N.Sickle cell disease.

Subjective Data

A.Common complaints/symptoms.

1.Patients with thrombocytosis may experience painful burning and throbbing in digits associated with arteriole occlusion.

2.Painful, swollen extremity (usually unilateral).

B.Common/typical scenario.

1.Other signs and symptoms.

a.Neurological impairment consistent with transient ischemic attack or stroke.

b.Chest pain associated with cardiac ischemia.

c.Dyspnea associated with pulmonary emboli.

d.Visual disturbance with retinal ischemia.

C.Family and social history.

1.History of fetal loss in women with antiphospholipid syndrome.

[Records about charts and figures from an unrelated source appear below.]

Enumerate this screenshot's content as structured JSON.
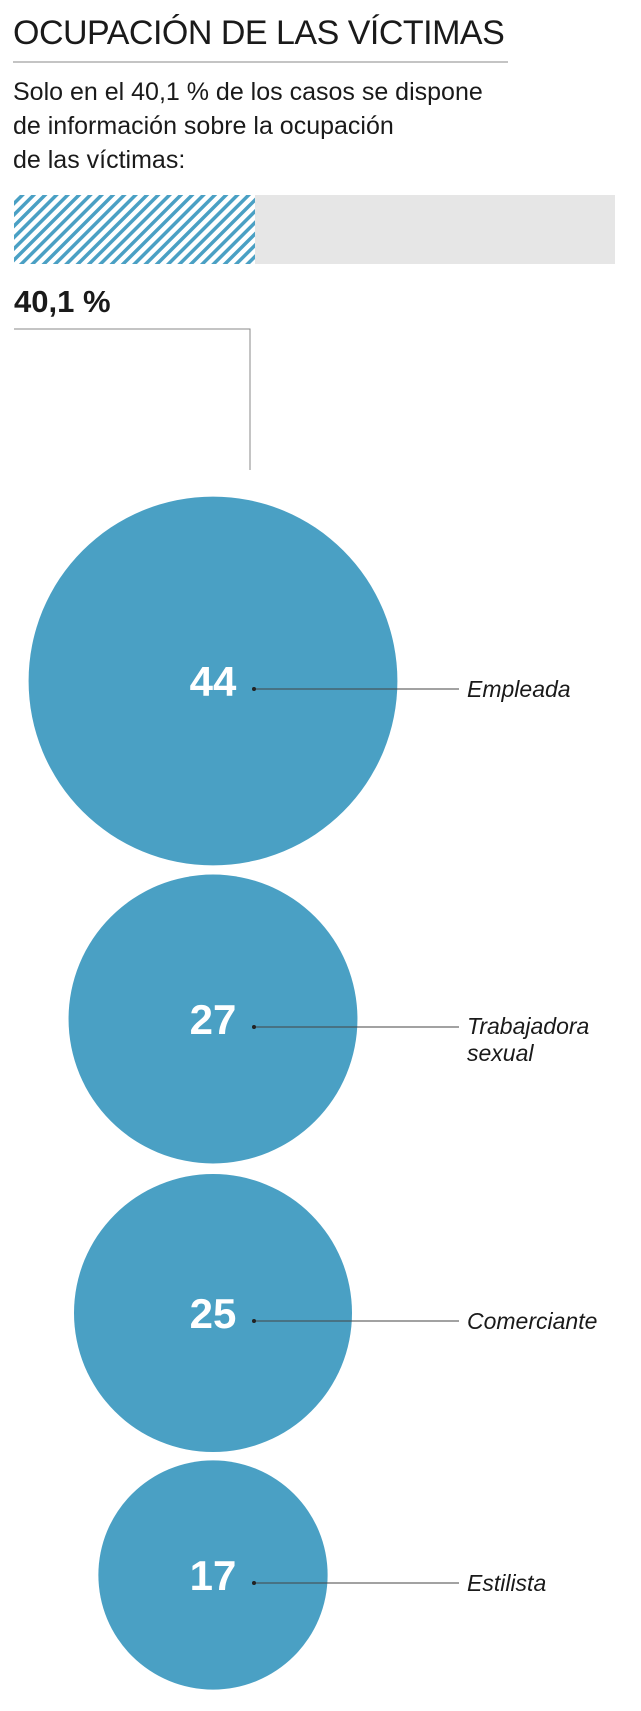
{
  "title": "OCUPACIÓN DE LAS VÍCTIMAS",
  "subtitle_lines": [
    "Solo en el 40,1 % de los casos se dispone",
    "de información sobre la ocupación",
    "de las víctimas:"
  ],
  "chart_data": [
    {
      "type": "progress",
      "values": [
        40.1
      ],
      "value_labels": [
        "40,1 %"
      ],
      "xlim": [
        0,
        100
      ],
      "color": "#4aa0c4",
      "track_color": "#e6e6e6"
    },
    {
      "type": "bubble",
      "categories": [
        "Empleada",
        "Trabajadora sexual",
        "Comerciante",
        "Estilista"
      ],
      "values": [
        44,
        27,
        25,
        17
      ],
      "color": "#4aa0c4"
    }
  ]
}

2.History of unprovoked thrombosis in adults under 45 years of age.

3.Family history of multiple individuals with VTE.

D.Review of systems.

1.Hematologic: Ask about bruising or previous clotting episodes of the arterial or venous system, such as stroke, myocardial infarction, or small vessel thrombosis.

2.Rheumatology: Ask about autoimmune disorders.

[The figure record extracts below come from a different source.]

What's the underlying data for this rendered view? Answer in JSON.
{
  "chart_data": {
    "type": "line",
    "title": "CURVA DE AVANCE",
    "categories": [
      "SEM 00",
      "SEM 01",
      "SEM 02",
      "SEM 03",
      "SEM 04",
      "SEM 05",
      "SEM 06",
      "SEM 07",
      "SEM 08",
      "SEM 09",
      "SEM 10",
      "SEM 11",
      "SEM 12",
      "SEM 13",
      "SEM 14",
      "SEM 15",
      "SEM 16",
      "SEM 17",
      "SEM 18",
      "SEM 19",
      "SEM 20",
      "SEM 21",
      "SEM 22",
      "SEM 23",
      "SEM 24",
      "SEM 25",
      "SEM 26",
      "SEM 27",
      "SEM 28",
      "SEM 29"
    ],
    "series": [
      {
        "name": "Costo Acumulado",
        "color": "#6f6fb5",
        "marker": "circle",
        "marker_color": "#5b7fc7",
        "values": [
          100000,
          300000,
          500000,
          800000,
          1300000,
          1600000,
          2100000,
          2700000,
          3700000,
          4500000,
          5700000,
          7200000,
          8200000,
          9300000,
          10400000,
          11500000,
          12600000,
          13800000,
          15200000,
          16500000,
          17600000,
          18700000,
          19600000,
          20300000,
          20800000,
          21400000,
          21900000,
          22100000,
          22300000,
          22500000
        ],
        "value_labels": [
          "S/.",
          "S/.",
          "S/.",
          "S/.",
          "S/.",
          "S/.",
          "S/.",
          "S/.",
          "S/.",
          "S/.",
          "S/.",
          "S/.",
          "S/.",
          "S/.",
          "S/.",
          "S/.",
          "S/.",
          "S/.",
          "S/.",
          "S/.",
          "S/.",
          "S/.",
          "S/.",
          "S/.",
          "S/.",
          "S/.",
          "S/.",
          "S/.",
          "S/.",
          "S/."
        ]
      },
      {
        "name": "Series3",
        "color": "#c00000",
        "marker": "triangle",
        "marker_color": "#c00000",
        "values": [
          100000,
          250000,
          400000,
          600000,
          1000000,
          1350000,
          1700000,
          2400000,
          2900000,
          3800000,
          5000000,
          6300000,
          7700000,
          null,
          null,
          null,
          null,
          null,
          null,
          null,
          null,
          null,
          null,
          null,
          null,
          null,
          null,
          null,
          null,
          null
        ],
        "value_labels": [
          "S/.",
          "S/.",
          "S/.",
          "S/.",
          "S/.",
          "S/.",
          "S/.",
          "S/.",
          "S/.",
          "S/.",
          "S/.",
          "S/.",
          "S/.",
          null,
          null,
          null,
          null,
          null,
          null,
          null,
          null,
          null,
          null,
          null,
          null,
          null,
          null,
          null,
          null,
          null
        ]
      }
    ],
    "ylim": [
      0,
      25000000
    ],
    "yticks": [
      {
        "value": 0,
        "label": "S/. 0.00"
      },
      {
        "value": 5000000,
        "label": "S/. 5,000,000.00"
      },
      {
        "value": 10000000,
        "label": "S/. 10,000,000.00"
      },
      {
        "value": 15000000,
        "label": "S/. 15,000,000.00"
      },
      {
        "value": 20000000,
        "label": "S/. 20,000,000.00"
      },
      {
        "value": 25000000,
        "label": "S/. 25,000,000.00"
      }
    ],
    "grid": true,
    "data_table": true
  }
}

3.Obstetrics: Ask about spontaneous abortions.

4.Dermatology: Ask about skin discoloration.

Physical Examination

A.Physical examination may yield nonspecific findings.

B.Evidence of arterial thrombosis may manifest in signs of stroke, myocardial infarction, DVT, PE, or digital ischemia.

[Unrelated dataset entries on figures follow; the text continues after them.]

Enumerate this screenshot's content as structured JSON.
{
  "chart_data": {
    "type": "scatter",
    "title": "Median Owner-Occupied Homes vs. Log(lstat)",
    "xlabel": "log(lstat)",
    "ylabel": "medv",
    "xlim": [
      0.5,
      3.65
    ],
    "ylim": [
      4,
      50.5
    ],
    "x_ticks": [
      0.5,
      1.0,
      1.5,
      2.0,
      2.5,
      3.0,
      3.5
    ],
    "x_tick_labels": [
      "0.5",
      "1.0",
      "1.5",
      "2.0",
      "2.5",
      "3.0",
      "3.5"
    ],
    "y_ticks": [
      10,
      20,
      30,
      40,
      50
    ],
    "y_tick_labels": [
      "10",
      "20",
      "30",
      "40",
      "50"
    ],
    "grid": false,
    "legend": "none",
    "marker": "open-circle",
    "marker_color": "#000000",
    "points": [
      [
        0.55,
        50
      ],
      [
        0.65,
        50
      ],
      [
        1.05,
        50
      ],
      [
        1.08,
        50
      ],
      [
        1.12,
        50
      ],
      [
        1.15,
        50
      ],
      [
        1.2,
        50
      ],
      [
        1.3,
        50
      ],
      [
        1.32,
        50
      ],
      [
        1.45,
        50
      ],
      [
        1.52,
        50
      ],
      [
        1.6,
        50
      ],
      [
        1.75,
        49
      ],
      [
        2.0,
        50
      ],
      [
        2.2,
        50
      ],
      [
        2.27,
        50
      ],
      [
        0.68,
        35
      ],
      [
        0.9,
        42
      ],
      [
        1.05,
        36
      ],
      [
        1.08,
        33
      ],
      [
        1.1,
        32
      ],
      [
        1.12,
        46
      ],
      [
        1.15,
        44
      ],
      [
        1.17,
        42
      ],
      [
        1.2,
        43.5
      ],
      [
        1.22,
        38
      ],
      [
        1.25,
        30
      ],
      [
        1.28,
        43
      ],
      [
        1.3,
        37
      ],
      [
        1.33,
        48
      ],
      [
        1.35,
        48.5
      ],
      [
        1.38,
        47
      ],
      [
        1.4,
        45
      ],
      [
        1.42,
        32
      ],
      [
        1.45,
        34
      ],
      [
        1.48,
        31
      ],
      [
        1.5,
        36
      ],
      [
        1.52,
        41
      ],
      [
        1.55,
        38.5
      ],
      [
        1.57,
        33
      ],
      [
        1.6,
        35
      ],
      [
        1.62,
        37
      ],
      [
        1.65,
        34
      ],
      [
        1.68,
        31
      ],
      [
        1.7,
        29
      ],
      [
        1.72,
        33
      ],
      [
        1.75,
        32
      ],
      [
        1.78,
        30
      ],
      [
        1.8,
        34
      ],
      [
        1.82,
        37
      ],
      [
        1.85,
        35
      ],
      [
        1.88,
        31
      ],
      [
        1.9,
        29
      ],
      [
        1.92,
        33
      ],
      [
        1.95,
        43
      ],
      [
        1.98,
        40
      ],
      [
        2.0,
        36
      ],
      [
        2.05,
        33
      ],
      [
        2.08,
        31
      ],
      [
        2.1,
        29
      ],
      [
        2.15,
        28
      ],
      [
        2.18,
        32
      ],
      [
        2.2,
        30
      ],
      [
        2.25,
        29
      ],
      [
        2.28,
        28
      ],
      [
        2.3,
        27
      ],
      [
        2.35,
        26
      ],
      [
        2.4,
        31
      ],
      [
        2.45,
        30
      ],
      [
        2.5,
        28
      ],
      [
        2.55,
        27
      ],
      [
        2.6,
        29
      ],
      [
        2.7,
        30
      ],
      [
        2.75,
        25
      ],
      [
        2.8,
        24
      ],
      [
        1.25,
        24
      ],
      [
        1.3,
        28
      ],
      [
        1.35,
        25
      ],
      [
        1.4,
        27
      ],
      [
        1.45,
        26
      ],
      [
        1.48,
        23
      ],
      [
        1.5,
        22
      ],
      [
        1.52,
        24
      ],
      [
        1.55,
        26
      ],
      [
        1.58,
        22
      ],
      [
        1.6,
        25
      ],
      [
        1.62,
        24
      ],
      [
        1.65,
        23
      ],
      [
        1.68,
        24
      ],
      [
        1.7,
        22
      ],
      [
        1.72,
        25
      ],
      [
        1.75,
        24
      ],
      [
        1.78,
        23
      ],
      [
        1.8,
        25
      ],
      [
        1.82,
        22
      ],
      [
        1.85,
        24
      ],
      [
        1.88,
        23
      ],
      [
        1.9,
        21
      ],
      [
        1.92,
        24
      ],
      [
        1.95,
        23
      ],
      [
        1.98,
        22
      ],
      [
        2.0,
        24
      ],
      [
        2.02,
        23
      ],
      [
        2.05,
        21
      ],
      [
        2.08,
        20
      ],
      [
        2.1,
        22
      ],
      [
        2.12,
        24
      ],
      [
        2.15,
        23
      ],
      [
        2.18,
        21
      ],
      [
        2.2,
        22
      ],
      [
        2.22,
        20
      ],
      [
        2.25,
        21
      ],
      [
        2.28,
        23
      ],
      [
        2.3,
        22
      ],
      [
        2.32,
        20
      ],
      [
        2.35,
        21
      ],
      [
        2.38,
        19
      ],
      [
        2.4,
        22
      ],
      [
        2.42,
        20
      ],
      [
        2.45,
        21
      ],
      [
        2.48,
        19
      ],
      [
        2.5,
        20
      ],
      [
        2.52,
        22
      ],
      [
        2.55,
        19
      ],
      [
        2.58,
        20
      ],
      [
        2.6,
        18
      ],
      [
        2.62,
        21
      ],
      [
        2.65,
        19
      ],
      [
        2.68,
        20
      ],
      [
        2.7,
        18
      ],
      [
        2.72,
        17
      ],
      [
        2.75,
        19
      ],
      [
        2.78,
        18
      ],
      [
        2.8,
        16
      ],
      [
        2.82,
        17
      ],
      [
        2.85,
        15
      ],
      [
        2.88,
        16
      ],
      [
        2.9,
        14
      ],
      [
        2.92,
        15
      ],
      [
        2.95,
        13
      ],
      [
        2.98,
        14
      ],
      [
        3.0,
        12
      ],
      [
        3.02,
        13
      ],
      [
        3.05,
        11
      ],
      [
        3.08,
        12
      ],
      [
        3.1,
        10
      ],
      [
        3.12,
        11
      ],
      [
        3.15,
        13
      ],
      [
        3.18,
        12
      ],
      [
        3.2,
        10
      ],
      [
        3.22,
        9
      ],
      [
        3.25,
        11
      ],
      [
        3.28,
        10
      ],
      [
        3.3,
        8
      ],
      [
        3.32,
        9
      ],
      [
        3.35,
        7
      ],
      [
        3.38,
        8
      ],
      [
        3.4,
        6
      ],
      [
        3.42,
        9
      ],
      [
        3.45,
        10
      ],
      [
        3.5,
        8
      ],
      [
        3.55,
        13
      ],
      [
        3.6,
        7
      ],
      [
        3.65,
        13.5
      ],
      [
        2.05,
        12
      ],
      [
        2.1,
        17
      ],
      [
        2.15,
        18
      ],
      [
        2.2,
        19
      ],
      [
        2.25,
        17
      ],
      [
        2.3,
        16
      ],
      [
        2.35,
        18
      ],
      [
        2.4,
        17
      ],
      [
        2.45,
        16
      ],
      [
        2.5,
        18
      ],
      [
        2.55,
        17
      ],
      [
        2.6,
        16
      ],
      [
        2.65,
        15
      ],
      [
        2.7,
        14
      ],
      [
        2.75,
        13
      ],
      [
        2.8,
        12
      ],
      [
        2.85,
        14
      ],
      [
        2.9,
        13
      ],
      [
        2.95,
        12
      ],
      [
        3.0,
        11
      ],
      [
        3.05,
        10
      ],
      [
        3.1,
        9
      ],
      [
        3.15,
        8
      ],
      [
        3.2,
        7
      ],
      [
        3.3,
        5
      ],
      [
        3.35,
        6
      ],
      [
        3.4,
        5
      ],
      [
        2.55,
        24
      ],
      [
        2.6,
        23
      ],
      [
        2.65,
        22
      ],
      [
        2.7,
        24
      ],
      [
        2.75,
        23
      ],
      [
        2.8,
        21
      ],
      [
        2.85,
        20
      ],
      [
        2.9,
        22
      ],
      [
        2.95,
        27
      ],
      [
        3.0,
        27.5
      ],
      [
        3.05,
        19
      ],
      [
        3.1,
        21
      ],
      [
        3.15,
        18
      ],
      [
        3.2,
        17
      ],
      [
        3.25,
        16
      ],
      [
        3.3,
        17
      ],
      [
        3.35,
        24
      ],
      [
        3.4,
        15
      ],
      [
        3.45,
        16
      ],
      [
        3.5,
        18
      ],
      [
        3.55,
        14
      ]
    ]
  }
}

C.Skin necrosis is associated with warfarin therapy.

Diagnostic Tests

A.Complete blood count (CBC).

B.Prothrombin time.

C.Activated partial thromboplastin time.

D.Antiphospholipid antibodies.

E.Protein C—may be low in acute thrombosis.

F.Protein S—may be low in acute thrombosis.

G.Antithrombin III—may be low in acute thrombosis.

Differential Diagnosis

A.Paroxysmal nocturnal hematuria.

B.Homocysteinemia.

C.Heparin-induced thrombocytopenia.

D.Atherosclerosis.

E.Sickle cell disease.

F.Myeloproliferative diseases.

Evaluation and Management Plan

A.General plan.

1.Not all thrombotic episodes are associated with hypercoagulable risk factors and not all individuals with risk factors develop thrombosis.

2.Workup for coagulopathy is indicated with the presence of idiopathic or recurrent VTE, VTE before the age of 40, VTE with strong family history, VTE in an atypical site, or warfarin-induced skin necrosis.

3.Treatment involves reducing or eliminating factors that lead to thrombosis.

B.Patient/family teaching points.

1.Women need to avoid oral contraceptives or hormone replacement therapy.

2.Patients may need to be treated with lifelong anticoagulation to prevent further clotting.

3.Patients must be instructed on how to manage bleeding diathesis if on anticoagulation agents.

C.Pharmacotherapy.

1.Acute events require treatment with anticoagulants including heparin, warfarin, and other agents.

2.Immune suppression may be needed in some cases when the condition is refractory to anticoagulants.

D.Discharge instruction.

1.Patients will need to follow-up with hematology.

2.Any dental procedures or surgical interventions must be done in conjunction with the patient’s primary care provider.

Follow-Up

A.Monitoring of anticoagulation therapy posthospitalization is critical to preventing recurrence.

B.Patients should be cautioned to avoid trauma while receiving anticoagulant therapy.

C.Patients with modifiable risk factors including tobacco use or use of estrogen-containing oral contraceptives should be counseled about their use.

Consultation/Referral

A.Consultation with a hematologist is critical in the diagnosis and management of patients with hypercoagulable disorders.

B.It is also important that laboratory testing is completed at a facility with experience in utilizing specialized tests.

Special/Geriatric Considerations

A.Aging is accompanied by increased risk of both arterial and venous thrombosis.

B.While mechanisms are not entirely clear, a number of coagulation factors, including Factors V, VII, VIII, IX, and von Willebrand factor (vWF), increase with aging. This coupled with other comorbid conditions such as malignancy and structural changes in vascular endothelium contribute to an increased risk for thrombosis in older adults.

C.Special consideration is given for the use of anticoagulation in older adults to minimize the risk for bleeding. Careful monitoring of vitamin K antagonists is necessary.

D.Use of direct oral anticoagulants (DOAs) may be an alternative in some cases.

E.Education and monitoring to decrease risk for falls and other forms of trauma are essential for older adults receiving anticoagulation therapy.